Going to the U.S. broke the habits I had fallen into, and when I got back, I tried not to fall back into those habits. And then I found myself automatically forming new habits.

These habits are like trying to make life predictable. And life is neither predictable nor permanent. So what I'm trying to do to make life more comfortable by creating habits is going against the very nature of living, which is spontaneous in its formation, creation and destruction.

Slaves of habit, following the clock, and I turn my head and everything is different.

FRIDAY, AUGUST 3, 6:25 a.m. - Right bank of the Xindian River between the Huacui and Wanban bridges with ongoing construction of an elevated freeway in Taipei County.
SATURDAY, AUGUST 4, 6:27 a.m. - Rode up to the Maokong tea growing region in the mountains south of Taipei. Zhinan temple at the right and Taipei 101 at the left (in the same frame!)
6:29 a.m. - Zhinan temple, I did my best to pull this image out of the haze of the morning sun.
6:367 a.m. - On my new bike with a new Cateye computer and old Timex Helix altimeter watch. I was looking for the highest point on these roads. 1,430 ft. for the record.
6:38 a.m. - Tea plantation.
6:59 a.m. - Directory for the various tea houses and places of interest in Maokong. These are new and made in anticipation of an influx of tourists brought by the new cable car. My bike now with an air stick pump and under-seat bag.
7:04 a.m. - Starting my descent on the road east of the Maokong cable car gondola station with the Shin Kong Mitsukoshi building and Yangmingshan in the distance at the left.
7:36 a.m. - Looking back up at the Maokong gondola station.

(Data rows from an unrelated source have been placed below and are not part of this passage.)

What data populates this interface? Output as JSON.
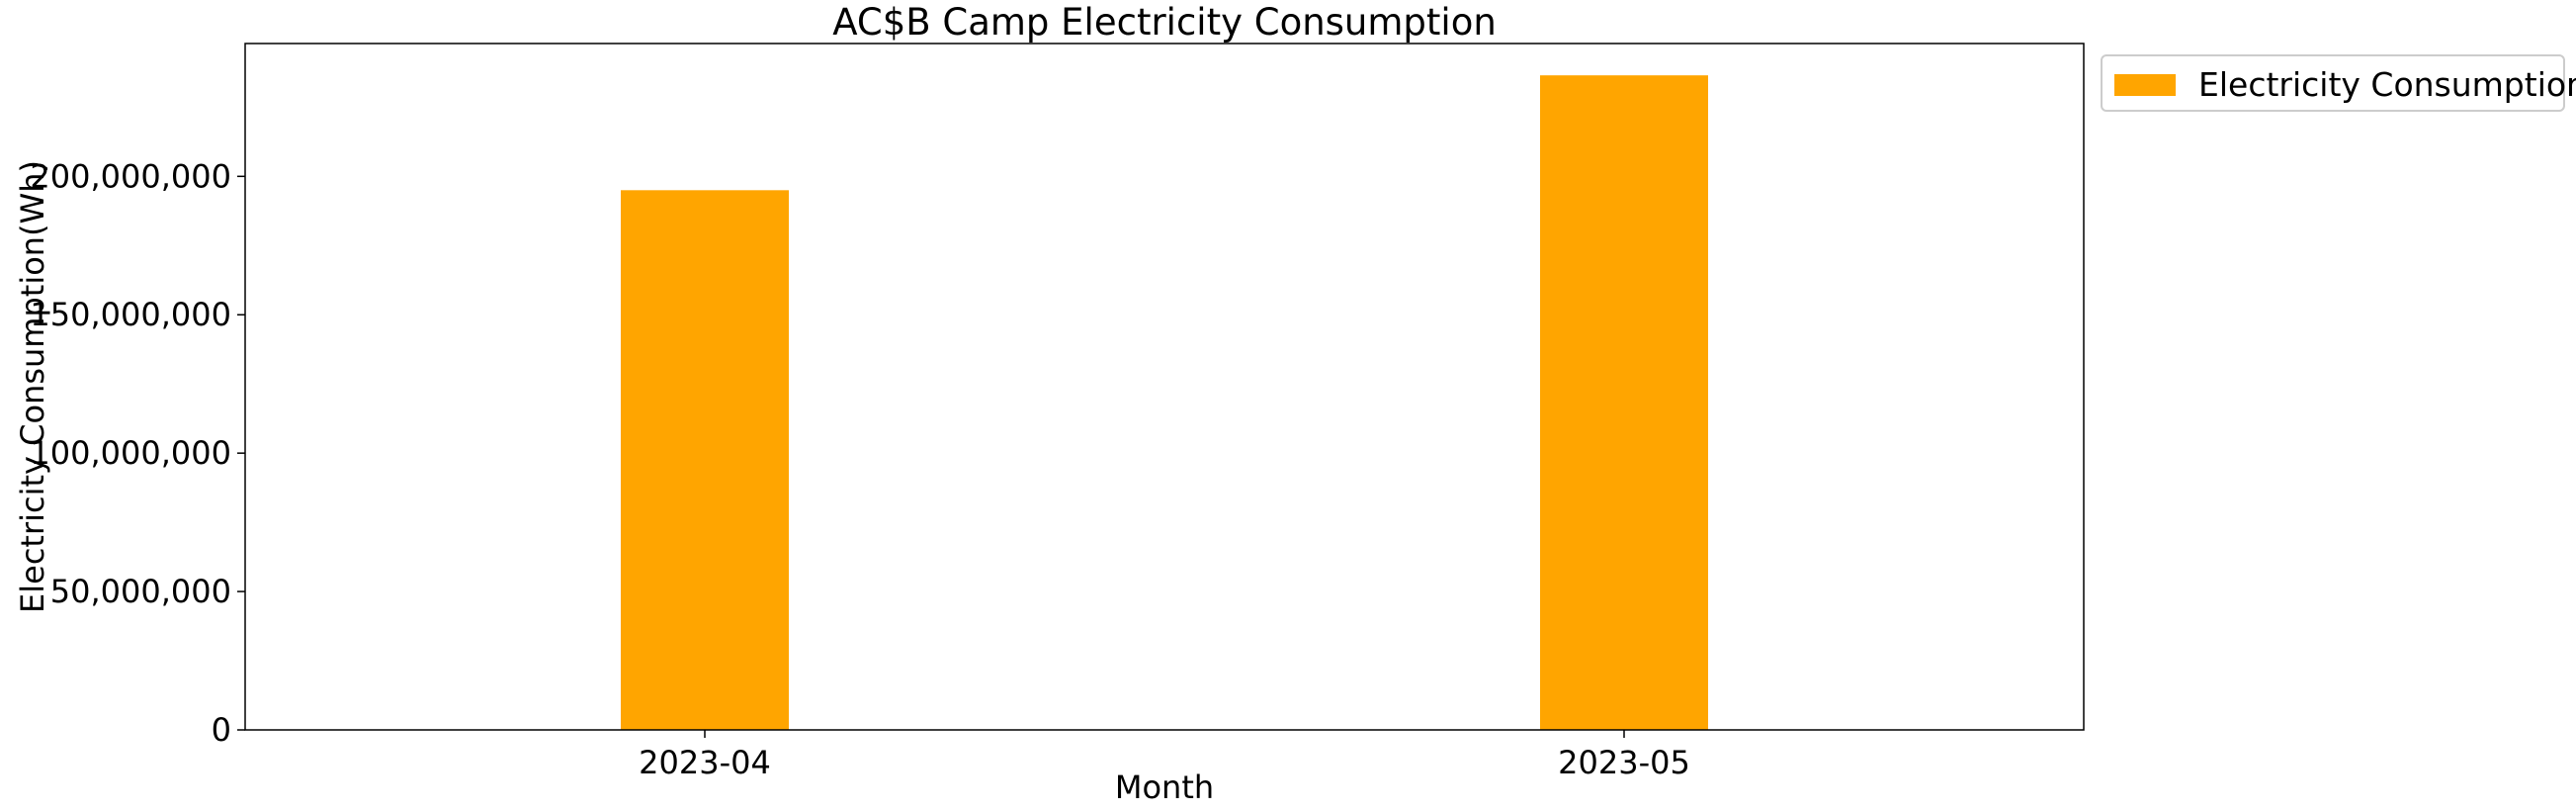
{
  "chart_data": {
    "type": "bar",
    "title": "AC$B Camp Electricity Consumption",
    "xlabel": "Month",
    "ylabel": "Electricity Consumption(Wh)",
    "categories": [
      "2023-04",
      "2023-05"
    ],
    "series": [
      {
        "name": "Electricity Consumption",
        "values": [
          195000000,
          236500000
        ],
        "color": "#FFA500"
      }
    ],
    "ylim": [
      0,
      248000000
    ],
    "yticks": [
      0,
      50000000,
      100000000,
      150000000,
      200000000
    ],
    "ytick_labels": [
      "0",
      "50,000,000",
      "100,000,000",
      "150,000,000",
      "200,000,000"
    ],
    "grid": false,
    "legend_position": "outside-top-right"
  }
}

The descending road doubles back under the gondola line. I was taking my time going down.
AUGUST 5, 5:47 a.m. - Actually . . . I have NO IDEA where this was taken so early in the morning. There is nothing recognizable. There are words on the left suggesting that may be Xindian on the left. The sun suggests this is shooting west/north-ish as a wide range. I'm on a fairly high bridge. It looks more like the Xindian River rather than the Jingmei; could be either but I'm pressed to pinpoint where the Jingmei is this wide. Nothing else was shot on any camera to indicate where I was or went. It's obviously not a place I frequented but I rarely shoot so little in a new place. No bridge on Google Maps matches this scene. I hate unsolved mysteries in my own photographic record.